An effective approach to obesity does not involve medication alone. It must go hand in hand with prevention, a healthier lifestyle. That should sound as often as the call for medicine, says Mark Janssen.
Mark Janssen is chairman of the Dutch Healthcare Institute.
The first price reductions for obesity medicines have become a reality this month. It is incorrect and also too simplistic to assume that this will lead to faster admission of obesity medicines into the basic package.
You would almost forget, given all the attention for new drugs, but two obesity medications are already reimbursed through basic insurance in the Netherlands: Saxenda and Mysimba. Since 2022, almost 2.3 million Dutch people have been eligible for this.
The Dutch Healthcare Institute is currently assessing the drug Mounjaro and we expect to reassess Wegovy soon. The latter drug received a negative recommendation from us in 2024.
Too little was known about long-term effects and therefore about the ultimate health benefits, while the annual costs to society were estimated at over 1 billion, with an estimated 4.1 million people eligible.
Approach that puts people first
We are now two years further. Time that healthcare professionals, patient associations and the Healthcare Institute have used to devise an approach that puts people with the greatest burden of disease due to their obesity first. And at the same time keeps the pressure on healthcare professionals and the healthcare budget manageable.
The new obesity drugs are now being assessed for reimbursement for people with a BMI from 35 or from 30 with certain conditions associated with their obesity or overweight.
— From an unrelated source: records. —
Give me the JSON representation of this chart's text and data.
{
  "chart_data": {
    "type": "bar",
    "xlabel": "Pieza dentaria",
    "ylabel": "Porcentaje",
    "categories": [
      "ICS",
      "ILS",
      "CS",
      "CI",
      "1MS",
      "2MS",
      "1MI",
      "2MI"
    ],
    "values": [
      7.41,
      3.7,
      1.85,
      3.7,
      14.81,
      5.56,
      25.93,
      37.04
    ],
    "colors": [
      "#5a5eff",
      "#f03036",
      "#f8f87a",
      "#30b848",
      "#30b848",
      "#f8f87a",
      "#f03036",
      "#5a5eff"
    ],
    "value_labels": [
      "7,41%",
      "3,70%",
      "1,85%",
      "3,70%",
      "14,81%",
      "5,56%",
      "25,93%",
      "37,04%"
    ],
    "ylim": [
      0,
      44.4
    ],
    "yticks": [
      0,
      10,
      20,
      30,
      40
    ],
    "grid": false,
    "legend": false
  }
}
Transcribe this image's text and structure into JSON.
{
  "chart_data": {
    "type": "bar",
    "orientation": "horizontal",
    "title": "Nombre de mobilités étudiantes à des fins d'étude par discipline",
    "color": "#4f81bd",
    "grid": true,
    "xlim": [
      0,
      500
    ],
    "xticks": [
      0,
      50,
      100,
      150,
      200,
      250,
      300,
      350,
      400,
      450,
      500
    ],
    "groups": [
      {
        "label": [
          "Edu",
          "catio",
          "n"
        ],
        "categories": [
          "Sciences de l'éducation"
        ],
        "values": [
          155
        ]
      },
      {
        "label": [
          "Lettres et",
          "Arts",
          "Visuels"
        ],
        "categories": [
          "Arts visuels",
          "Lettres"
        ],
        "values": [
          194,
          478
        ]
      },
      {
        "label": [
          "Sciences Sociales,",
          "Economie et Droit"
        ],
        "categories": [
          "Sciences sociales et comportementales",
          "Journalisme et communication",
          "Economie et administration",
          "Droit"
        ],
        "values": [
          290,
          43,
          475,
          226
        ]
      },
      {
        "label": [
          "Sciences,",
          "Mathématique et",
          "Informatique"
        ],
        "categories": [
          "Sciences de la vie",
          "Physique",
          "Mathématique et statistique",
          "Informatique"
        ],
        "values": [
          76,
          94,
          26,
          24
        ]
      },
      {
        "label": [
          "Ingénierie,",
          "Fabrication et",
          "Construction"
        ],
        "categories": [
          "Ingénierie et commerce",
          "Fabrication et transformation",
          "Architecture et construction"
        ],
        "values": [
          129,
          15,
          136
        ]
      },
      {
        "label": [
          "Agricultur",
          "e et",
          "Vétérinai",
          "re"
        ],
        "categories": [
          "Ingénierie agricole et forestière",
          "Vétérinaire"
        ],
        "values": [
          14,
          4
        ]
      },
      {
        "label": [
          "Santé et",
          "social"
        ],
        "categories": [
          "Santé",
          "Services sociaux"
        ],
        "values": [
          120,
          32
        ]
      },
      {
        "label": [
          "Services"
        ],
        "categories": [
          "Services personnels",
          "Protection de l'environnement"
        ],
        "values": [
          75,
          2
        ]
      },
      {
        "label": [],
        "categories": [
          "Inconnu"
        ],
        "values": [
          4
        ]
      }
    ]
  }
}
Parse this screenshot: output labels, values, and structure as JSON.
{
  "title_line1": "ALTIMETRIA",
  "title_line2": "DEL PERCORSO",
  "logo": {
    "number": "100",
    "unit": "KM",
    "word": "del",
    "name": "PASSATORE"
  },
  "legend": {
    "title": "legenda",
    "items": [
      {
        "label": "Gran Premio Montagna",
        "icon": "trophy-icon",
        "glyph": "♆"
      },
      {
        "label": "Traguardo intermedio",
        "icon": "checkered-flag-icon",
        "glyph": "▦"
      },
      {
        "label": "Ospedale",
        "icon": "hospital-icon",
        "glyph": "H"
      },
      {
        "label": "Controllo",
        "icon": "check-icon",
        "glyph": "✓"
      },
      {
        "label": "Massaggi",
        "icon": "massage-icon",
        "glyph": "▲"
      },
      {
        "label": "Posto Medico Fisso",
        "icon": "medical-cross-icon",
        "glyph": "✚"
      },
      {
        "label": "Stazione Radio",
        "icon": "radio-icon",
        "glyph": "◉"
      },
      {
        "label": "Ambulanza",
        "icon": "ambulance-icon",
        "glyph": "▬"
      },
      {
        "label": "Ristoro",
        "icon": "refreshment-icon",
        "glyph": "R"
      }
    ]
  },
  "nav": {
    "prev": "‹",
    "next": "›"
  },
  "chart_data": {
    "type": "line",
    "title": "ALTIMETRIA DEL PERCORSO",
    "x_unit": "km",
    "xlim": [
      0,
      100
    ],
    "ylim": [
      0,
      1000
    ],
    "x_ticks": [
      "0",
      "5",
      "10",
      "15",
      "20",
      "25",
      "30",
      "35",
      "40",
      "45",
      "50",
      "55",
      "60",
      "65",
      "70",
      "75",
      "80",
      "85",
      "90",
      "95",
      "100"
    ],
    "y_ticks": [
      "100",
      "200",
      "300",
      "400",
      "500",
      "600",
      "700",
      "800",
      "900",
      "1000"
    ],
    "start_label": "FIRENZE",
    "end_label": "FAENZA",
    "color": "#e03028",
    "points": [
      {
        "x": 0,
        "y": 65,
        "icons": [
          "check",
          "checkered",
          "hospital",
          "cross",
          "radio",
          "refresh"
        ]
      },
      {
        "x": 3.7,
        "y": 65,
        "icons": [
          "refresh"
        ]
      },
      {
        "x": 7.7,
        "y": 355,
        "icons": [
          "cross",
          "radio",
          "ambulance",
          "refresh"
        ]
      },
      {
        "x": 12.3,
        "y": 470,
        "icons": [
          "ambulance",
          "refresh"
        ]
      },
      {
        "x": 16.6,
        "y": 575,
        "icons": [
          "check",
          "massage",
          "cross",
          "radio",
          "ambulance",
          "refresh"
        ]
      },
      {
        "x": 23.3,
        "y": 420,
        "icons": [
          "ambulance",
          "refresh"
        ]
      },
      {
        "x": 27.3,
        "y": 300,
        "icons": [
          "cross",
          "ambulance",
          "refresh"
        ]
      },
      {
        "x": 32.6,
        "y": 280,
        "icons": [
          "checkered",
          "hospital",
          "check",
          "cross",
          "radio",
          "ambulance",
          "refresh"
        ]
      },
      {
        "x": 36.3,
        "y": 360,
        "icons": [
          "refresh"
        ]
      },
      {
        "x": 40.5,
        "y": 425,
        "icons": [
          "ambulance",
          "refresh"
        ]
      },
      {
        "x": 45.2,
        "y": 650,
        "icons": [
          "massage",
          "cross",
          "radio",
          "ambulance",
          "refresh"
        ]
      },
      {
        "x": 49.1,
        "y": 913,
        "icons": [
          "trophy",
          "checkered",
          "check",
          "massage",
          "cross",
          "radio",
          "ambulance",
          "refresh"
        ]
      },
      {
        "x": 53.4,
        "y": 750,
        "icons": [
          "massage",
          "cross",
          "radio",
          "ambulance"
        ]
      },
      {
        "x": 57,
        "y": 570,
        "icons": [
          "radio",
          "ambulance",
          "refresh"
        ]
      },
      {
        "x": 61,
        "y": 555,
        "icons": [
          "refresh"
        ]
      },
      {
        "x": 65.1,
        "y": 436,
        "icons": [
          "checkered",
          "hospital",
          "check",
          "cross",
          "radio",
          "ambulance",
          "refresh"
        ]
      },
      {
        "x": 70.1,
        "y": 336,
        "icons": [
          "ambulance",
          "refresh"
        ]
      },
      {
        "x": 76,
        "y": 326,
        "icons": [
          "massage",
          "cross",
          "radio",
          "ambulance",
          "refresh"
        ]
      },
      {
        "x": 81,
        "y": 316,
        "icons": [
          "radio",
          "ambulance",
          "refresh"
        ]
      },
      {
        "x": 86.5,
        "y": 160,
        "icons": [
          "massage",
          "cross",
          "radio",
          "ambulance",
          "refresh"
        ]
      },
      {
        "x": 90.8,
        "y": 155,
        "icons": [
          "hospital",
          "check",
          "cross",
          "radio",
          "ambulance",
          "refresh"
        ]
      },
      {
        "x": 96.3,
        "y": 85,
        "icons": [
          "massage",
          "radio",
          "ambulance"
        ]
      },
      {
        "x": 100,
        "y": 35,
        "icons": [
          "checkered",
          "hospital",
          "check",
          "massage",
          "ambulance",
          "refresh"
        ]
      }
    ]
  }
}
Obesity is not only a problem for those who suffer from it, but for society as a whole
The pressure on healthcare will still be great, because it concerns 1 million people. In addition to prescribing, general practitioners must provide medical guidance to these patients. Yet we think this is the best route to take. The group of people who are eligible for obesity medication may expand at a later stage. Whether compensation will come and how quickly that will happen should depend not only on new research and not only on price reductions.
Unhealthy lifestyle
In our society, obesity is seen too much as the problem of the person who struggles with it. But it is society’s problem. We have known for years that obesity is largely caused by our unhealthy living environment and lifestyle.
So an effective approach cannot be limited to medicines alone. Moreover, these are never reimbursed for those who want to lose some kilos quickly, which is what a frequently used word such as ‘slimming medication’ suggests.
Without tackling the unhealthy living environment, combating obesity remains a matter of sweeping the table. Obesity and conditions associated with it will then eat up an increasing share of healthcare dollars.
The puzzle is complicated, but not impossible. First we have to stop procrastinating. The United Kingdom has had a ban on advertising unhealthy products to children since January. The first fines have been imposed.
The Jetten cabinet is also focusing on the youth with ‘the healthiest generation ever’ and wants to introduce a sugar tax from 2030. Medicalization seems to be the easiest way. But it’s both-and. The call for better prevention through a healthier living environment should be heard as often as the current call for faster access to obesity medication.